Chile avanza en materia de terremotos

Terremoto en Chile

El pasado 1 de abril del 2014 un terremoto de 8.2 grados en la escala Richter sacudía el norte de Chile. Seis personas fallecían a consecuencia del seísmo y otras tres resultaban gravemente heridas. El temblor afectaba principalmente a las regiones de Arica y Parinacota. La presidenta del país sudamericano, Marina Bachelet, declaraba ya estos dos enclaves más la región de Tarapacá como zonas catastróficas.

Chile es uno de los países más vulnerables a la presencia de terremotos. El último de ellos se produjo en febrero del 2010, un temblor de 8,8 Richter que causó graves daños materiales y la pérdida de 500 vidas humanas (al producirse en el centro del país y haber más densidad de población hubo más muertos). Como consecuencia de esta vulnerabilidad geográfica, Chile implementa estrictos códigos en materia de construcción de edificios, lo que ayuda a proteger las principales infraestructuras del país.

A pesar de todo se estima que en este último movimiento sísmico han quedado dañados más de 2.600 edificios y muchos barcos de pesca se han hundido en la costa norte. No se vio afectado, en cambio, el sector minero, otra de las grandes infraestructuras de la zona, ni siquiera por la alerta de tsunami que siempre sucede a este tipo de fenómenos.

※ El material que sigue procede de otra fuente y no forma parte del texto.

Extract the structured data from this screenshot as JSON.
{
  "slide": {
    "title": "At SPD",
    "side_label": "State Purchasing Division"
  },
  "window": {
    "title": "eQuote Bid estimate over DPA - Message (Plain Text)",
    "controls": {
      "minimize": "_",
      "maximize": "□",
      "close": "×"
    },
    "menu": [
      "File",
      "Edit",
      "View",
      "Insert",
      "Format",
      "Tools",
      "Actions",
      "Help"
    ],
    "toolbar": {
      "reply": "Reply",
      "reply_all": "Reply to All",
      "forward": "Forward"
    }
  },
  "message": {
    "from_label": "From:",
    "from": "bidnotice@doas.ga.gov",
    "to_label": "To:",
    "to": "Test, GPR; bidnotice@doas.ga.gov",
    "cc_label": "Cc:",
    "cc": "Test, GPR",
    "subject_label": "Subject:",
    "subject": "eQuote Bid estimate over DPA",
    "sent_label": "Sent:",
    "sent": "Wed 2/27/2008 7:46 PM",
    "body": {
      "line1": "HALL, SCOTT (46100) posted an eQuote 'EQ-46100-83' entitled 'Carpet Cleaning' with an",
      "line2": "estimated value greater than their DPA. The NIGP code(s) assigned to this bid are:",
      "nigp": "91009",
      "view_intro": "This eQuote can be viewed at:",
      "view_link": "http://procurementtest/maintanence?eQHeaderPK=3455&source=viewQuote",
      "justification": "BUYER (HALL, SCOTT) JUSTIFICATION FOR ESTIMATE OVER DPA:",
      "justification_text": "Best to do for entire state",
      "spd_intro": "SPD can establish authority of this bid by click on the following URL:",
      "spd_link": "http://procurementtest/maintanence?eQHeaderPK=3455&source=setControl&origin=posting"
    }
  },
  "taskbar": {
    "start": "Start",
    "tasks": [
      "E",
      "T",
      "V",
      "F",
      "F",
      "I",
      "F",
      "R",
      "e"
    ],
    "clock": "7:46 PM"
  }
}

Lo cierto es que desde el último terremoto del 2010 el gobierno de entonces, dirigido por Sebastián Piñera, trabajó arduamente para mejorar los sistemas de prevención de terremotos y tsunamis. Se mejoraron los servicios de asistencia y los Servicios Nacionales de Emergencia, se avanzó en lo referente a la tecnología de vigilancia sísmica y se reforzó la cooperación con los países vecinos.

Una vez que Piñera abandonó el cargo este año los trabajos de reconstrucción de las zonas afectadas por el terremoto del 2010 habían acabado. El seísmo del pasado 1 de abril no va a dejar un daño para la economía chilena tan considerable como el de hace cuatro años. En aquel entonces el balance fue de 30.000 millones de dólares en pérdidas. El de ahora, afortunadamente, no ha afectado al sector minero y no ha sido tan duro como para alterar la economía chilena en general.

Los avances en materia de terremotos que ha llevado a cabo Chile en los últimos cuatro años ya comienzan a producir sus frutos.